Trump administration child labor enforcement shifts toward employer-led compliance
The Trump administration’s Department of Labor (DOL) has adopted a markedly different posture on child labor enforcement compared to its predecessor—favoring employer engagement, state flexibility, and targeted enforcement over broad regulatory expansion. While child labor violations remain a national concern and particular focus for the DOL, particularly in high-risk sectors such as agriculture, food processing, and manufacturing, the current administration has reframed its strategy around voluntary compliance and industry best practices.
From aggressive oversight to strategic intervention
Under the Biden administration, the DOL pursued aggressive enforcement of child labor violations, expanding investigations, increasing civil penalties, and proposing new rulemaking to strengthen recordkeeping and joint employer liability. The Wage and Hour Division (WHD) prioritized systemic audits and high-profile enforcement actions, often in coordination with state labor agencies and the Department of Justice.

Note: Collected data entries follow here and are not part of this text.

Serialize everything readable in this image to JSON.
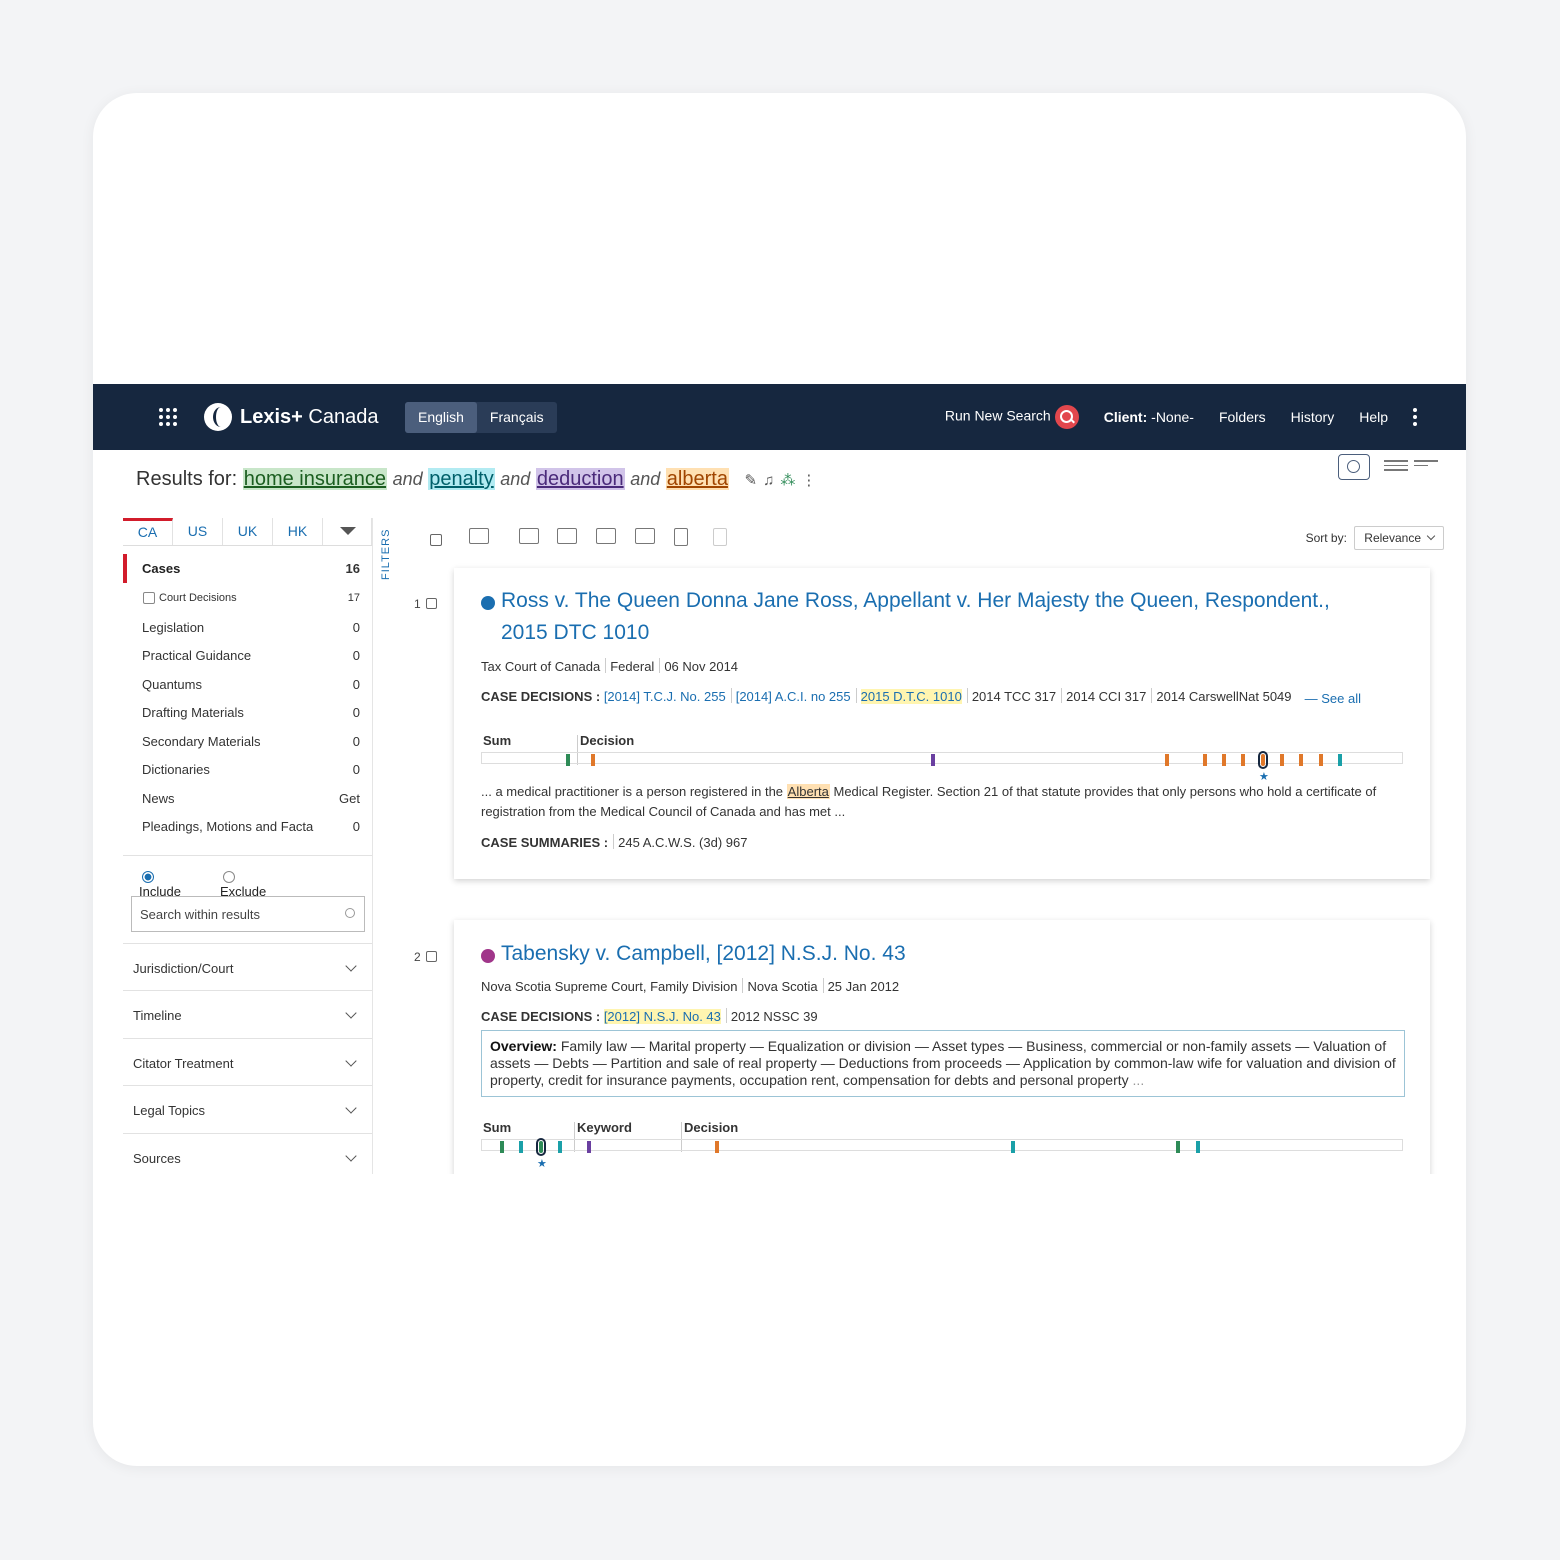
{
  "header": {
    "brand": "Lexis+",
    "brand_suffix": "Canada",
    "languages": [
      "English",
      "Français"
    ],
    "run_new_search": "Run New Search",
    "client_label": "Client:",
    "client_value": "-None-",
    "folders": "Folders",
    "history": "History",
    "help": "Help"
  },
  "results_for": {
    "prefix": "Results for:",
    "terms": [
      "home insurance",
      "penalty",
      "deduction",
      "alberta"
    ],
    "operator": "and"
  },
  "sidebar": {
    "tabs": [
      "CA",
      "US",
      "UK",
      "HK"
    ],
    "categories": [
      {
        "label": "Cases",
        "count": "16"
      },
      {
        "label": "Court Decisions",
        "count": "17"
      },
      {
        "label": "Legislation",
        "count": "0"
      },
      {
        "label": "Practical Guidance",
        "count": "0"
      },
      {
        "label": "Quantums",
        "count": "0"
      },
      {
        "label": "Drafting Materials",
        "count": "0"
      },
      {
        "label": "Secondary Materials",
        "count": "0"
      },
      {
        "label": "Dictionaries",
        "count": "0"
      },
      {
        "label": "News",
        "count": "Get"
      },
      {
        "label": "Pleadings, Motions and Facta",
        "count": "0"
      }
    ],
    "include": "Include",
    "exclude": "Exclude",
    "search_within": "Search within results",
    "facets": [
      "Jurisdiction/Court",
      "Timeline",
      "Citator Treatment",
      "Legal Topics",
      "Sources"
    ]
  },
  "filters_label": "FILTERS",
  "toolbar": {
    "sort_label": "Sort by:",
    "sort_value": "Relevance"
  },
  "results": [
    {
      "num": "1",
      "title": "Ross v. The Queen Donna Jane Ross, Appellant v. Her Majesty the Queen, Respondent., 2015 DTC 1010",
      "court": "Tax Court of Canada",
      "jurisdiction": "Federal",
      "date": "06 Nov 2014",
      "decisions_label": "CASE DECISIONS :",
      "citations": [
        "[2014] T.C.J. No. 255",
        "[2014] A.C.I. no 255",
        "2015 D.T.C. 1010",
        "2014 TCC 317",
        "2014 CCI 317",
        "2014 CarswellNat 5049"
      ],
      "see_all": "— See all",
      "hitmap_labels": [
        "Sum",
        "Decision"
      ],
      "snippet_pre": "... a medical practitioner is a person registered in the",
      "snippet_hl": "Alberta",
      "snippet_post": "Medical Register. Section 21 of that statute provides that only persons who hold a certificate of registration from the Medical Council of Canada and has met ...",
      "summaries_label": "CASE SUMMARIES :",
      "summary_cite": "245 A.C.W.S. (3d) 967"
    },
    {
      "num": "2",
      "title": "Tabensky v. Campbell, [2012] N.S.J. No. 43",
      "court": "Nova Scotia Supreme Court, Family Division",
      "jurisdiction": "Nova Scotia",
      "date": "25 Jan 2012",
      "decisions_label": "CASE DECISIONS :",
      "citations": [
        "[2012] N.S.J. No. 43",
        "2012 NSSC 39"
      ],
      "overview_label": "Overview:",
      "overview_text": "Family law — Marital property — Equalization or division — Asset types — Business, commercial or non-family assets — Valuation of assets — Debts — Partition and sale of real property — Deductions from proceeds — Application by common-law wife for valuation and division of property, credit for insurance payments, occupation rent, compensation for debts and personal property",
      "overview_ellipsis": "...",
      "hitmap_labels": [
        "Sum",
        "Keyword",
        "Decision"
      ]
    }
  ],
  "colors": {
    "header_bg": "#16273f",
    "accent_red": "#d21c2b",
    "link_blue": "#1a6eb0",
    "hit_green": "#2e8b57",
    "hit_teal": "#1aa0a8",
    "hit_purple": "#6a3fa0",
    "hit_orange": "#e0782a"
  }
}
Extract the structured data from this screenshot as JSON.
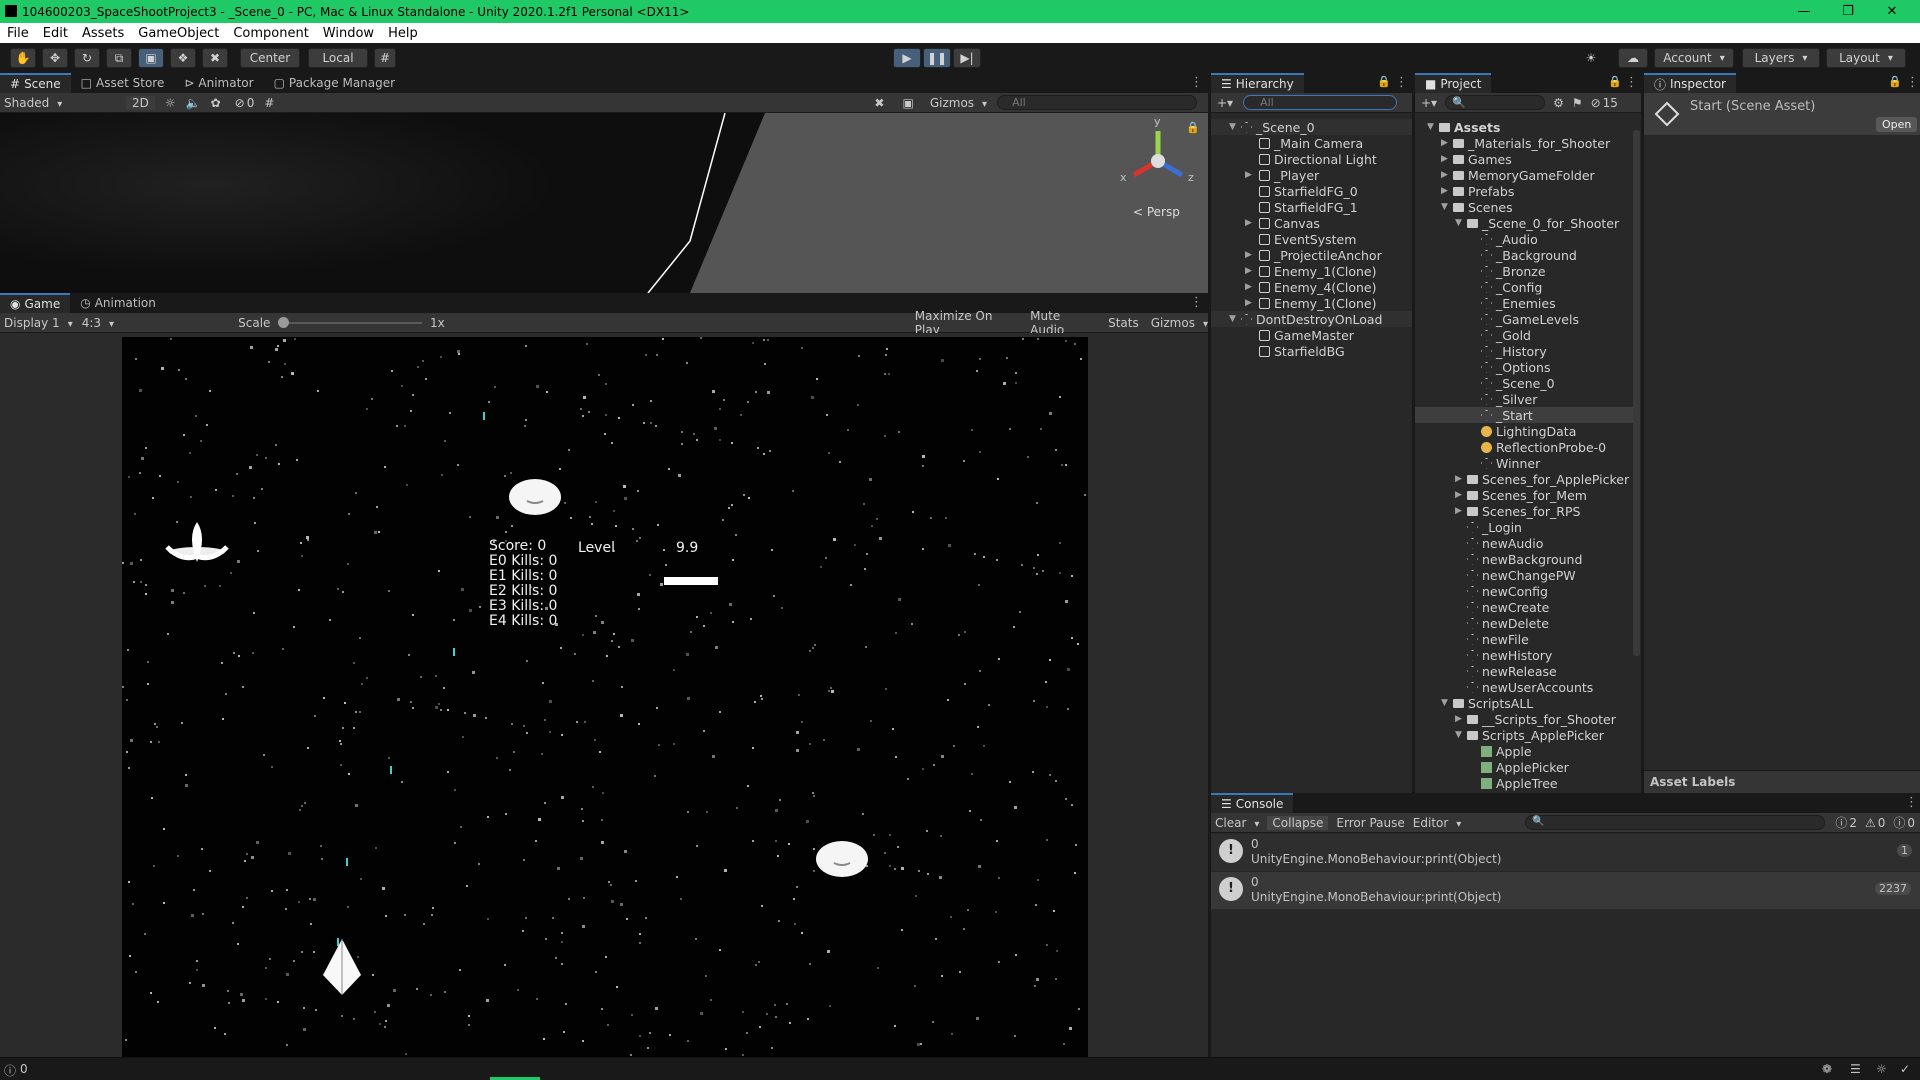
{
  "window": {
    "title": "104600203_SpaceShootProject3 - _Scene_0 - PC, Mac & Linux Standalone - Unity 2020.1.2f1 Personal <DX11>"
  },
  "menu": [
    "File",
    "Edit",
    "Assets",
    "GameObject",
    "Component",
    "Window",
    "Help"
  ],
  "toolbar": {
    "center": "Center",
    "local": "Local",
    "account": "Account",
    "layers": "Layers",
    "layout": "Layout"
  },
  "scene_tabs": [
    "Scene",
    "Asset Store",
    "Animator",
    "Package Manager"
  ],
  "scene_bar": {
    "shading": "Shaded",
    "mode2d": "2D",
    "hidden_count": "0",
    "gizmos": "Gizmos",
    "search_placeholder": "All",
    "persp": "< Persp",
    "axis_x": "x",
    "axis_y": "y",
    "axis_z": "z"
  },
  "game_tabs": [
    "Game",
    "Animation"
  ],
  "game_bar": {
    "display": "Display 1",
    "aspect": "4:3",
    "scale_label": "Scale",
    "scale_value": "1x",
    "maximize": "Maximize On Play",
    "mute": "Mute Audio",
    "stats": "Stats",
    "gizmos": "Gizmos",
    "scale_fraction": 0
  },
  "hud": {
    "score": "Score: 0",
    "e0": "E0 Kills: 0",
    "e1": "E1 Kills: 0",
    "e2": "E2 Kills: 0",
    "e3": "E3 Kills: 0",
    "e4": "E4 Kills: 0",
    "level_label": "Level",
    "level_value": "9.9"
  },
  "hierarchy": {
    "title": "Hierarchy",
    "search_placeholder": "All",
    "items": [
      "_Scene_0",
      "_Main Camera",
      "Directional Light",
      "_Player",
      "StarfieldFG_0",
      "StarfieldFG_1",
      "Canvas",
      "EventSystem",
      "_ProjectileAnchor",
      "Enemy_1(Clone)",
      "Enemy_4(Clone)",
      "Enemy_1(Clone)",
      "DontDestroyOnLoad",
      "GameMaster",
      "StarfieldBG"
    ]
  },
  "project": {
    "title": "Project",
    "hidden_count": "15",
    "items": [
      "Assets",
      "_Materials_for_Shooter",
      "Games",
      "MemoryGameFolder",
      "Prefabs",
      "Scenes",
      "_Scene_0_for_Shooter",
      "_Audio",
      "_Background",
      "_Bronze",
      "_Config",
      "_Enemies",
      "_GameLevels",
      "_Gold",
      "_History",
      "_Options",
      "_Scene_0",
      "_Silver",
      "_Start",
      "LightingData",
      "ReflectionProbe-0",
      "Winner",
      "Scenes_for_ApplePicker",
      "Scenes_for_Mem",
      "Scenes_for_RPS",
      "_Login",
      "newAudio",
      "newBackground",
      "newChangePW",
      "newConfig",
      "newCreate",
      "newDelete",
      "newFile",
      "newHistory",
      "newRelease",
      "newUserAccounts",
      "ScriptsALL",
      "__Scripts_for_Shooter",
      "Scripts_ApplePicker",
      "Apple",
      "ApplePicker",
      "AppleTree"
    ]
  },
  "inspector": {
    "title": "Inspector",
    "heading": "Start (Scene Asset)",
    "open": "Open",
    "labels": "Asset Labels"
  },
  "console": {
    "title": "Console",
    "clear": "Clear",
    "collapse": "Collapse",
    "error_pause": "Error Pause",
    "editor": "Editor",
    "count_info": "2",
    "count_warn": "0",
    "count_err": "0",
    "logs": [
      {
        "line1": "0",
        "line2": "UnityEngine.MonoBehaviour:print(Object)",
        "count": "1"
      },
      {
        "line1": "0",
        "line2": "UnityEngine.MonoBehaviour:print(Object)",
        "count": "2237"
      }
    ]
  },
  "statusbar": {
    "count": "0"
  }
}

By contrast, the Trump administration has rolled out employer-led self-audits and guidance. Employers that proactively identify and correct violations may avoid civil penalties altogether, provided they cooperate with WHD and implement remedial measures. The shift reflects a broader deregulatory pattern across the administration—one that seeks to reduce perceived burdens on businesses while preserving core protections for minors in the workforce.